November 15, 2019
By Matt Miller
Yesterday, nearly 30 years of private property rights protections were undone by the Washington Supreme Court in a sweeping decision that explicitly overrules 51 pro-liberty cases under the state Constitution. Those decisions served as a bulwark against governmental overreach, requiring the government to balance the impact of restrictions on one’s property against the public interest those restrictions allegedly served.
No longer. In its decision in Yim v. City of Seattle, the state Supreme Court held that the burden on individual property owners no longer matters—at all—and that the state Constitution does not, in fact, provide any enhanced protection for private property rights. (The Goldwater Institute submitted an amicus brief in the case, which was cited by the court.) The only thing that matters, going forward, is whether the government’s regulation of your property serves some conceivable governmental interest, even if there is no evidence supporting that claim, and even if the burden on property owners is severe.

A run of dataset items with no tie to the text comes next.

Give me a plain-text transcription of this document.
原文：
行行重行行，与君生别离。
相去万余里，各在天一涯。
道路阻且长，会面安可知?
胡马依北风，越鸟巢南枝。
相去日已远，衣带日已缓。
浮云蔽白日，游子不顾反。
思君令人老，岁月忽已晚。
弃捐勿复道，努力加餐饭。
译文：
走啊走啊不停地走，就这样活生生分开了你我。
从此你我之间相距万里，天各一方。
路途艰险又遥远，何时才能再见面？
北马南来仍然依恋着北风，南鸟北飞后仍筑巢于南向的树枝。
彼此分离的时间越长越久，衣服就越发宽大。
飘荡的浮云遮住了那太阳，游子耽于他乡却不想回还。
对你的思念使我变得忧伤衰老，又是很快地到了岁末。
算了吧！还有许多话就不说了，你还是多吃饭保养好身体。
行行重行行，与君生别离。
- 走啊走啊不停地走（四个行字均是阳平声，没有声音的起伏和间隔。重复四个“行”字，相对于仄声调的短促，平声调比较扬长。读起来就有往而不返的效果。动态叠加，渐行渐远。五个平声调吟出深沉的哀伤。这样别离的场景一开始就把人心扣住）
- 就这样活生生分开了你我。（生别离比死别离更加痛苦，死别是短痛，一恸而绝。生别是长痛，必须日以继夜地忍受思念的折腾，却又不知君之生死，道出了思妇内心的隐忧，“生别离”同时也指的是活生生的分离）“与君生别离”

In Yim, property owners challenged the city of Seattle’s “Fair Chance Housing Ordinance.” Under the law, landlords who screen applicants for housing are prohibited from asking someone if they have a criminal record, or from denying someone housing on the basis of their criminal record. The property owners argued that it is legitimate to consider someone’s criminal record when deciding whether to rent to them, and that they should be allowed to consider such factors. Indeed, some people may not want to have a convicted criminal living on their property. But Seattle has made this kind of decision illegal, and so the property owners sued under the state and federal Constitutions.
The Washington Supreme Court did not rule on the merits of the case. It was asked, instead, to decide what legal standard applies to claims that a law violates the substantive due process clause of the Washington State Constitution. That clause provides that “No person shall be deprived of life, liberty, or property, without due process of law.” Put simply, that means that the government can only exercise its police power in ways that do not unjustly infringe on your constitutional right to live your life, pursue your livelihood, and own your property as you see fit.
But how do we apply those protections in cases where someone alleges that the government has overstepped its authority and exercised the police power in an unconstitutional manner? What legal standard should courts apply? This was the question in Yim. The property owners and the government presented two very different answers.
The property owners argued that the court should apply the same standard it adopted in 1990, in a case called Presbytery of Seattle v. King County. Presbytery announced that Washington courts, when analyzing substantive due process claims involving property rights, should consider whether the regulation is “unduly oppressive upon the person regulated,” in addition to looking at whether the government’s alleged public purpose is supported by evidence. But the government argued that courts should not consider whether a law unduly burdens a property owner. Instead, according to the government, any conceivable justification for a regulation should be sufficient to withstand constitutional scrutiny.
You know by now that the court adopted the government’s view of how substantive due process review—which is fundamentally court review of the police power—should be conducted. In the court’s view, the Washington State Constitution does not provide enhanced protections for the substantive due process rights of property owners. Instead, it provides no more protection than those found in the U.S. Constitution and, accordingly, “rational basis” review applies. This means that “a law regulating the use of property violates substantive due process only if it fails to serve any legitimate governmental objective, making it arbitrary or irrational.” Burden on the property owner does not matter.
For nearly 30 years, Washington courts have operated under the Presbytery framework, which applied heightened scrutiny to regulations for property rights and required courts to consider whether a regulation was “unduly burdensome” on property owners. That protection is now gone, and only government-friendly rational basis review survives. As if to drive the point home, the court included an appendix of 51 Washington State cases that Yim overrules. This is unprecedented, and it demonstrates that the court understood the magnitude of its decision.
Yesterday’s decision reminds us of Ronald Reagan’s warning that “[f]reedom is never more than one generation away from extinction. We didn’t pass it to our children in the bloodstream. It must be fought for, protected, and handed on for them to do the same.” Courts play a vital role in protecting our freedoms, but Yim also reminds us that courts can also play a role in weakening those same rights. The fight for liberty continues under all 51 of America’s constitutions.
Matt Miller is a Senior Attorney at the Goldwater Institute.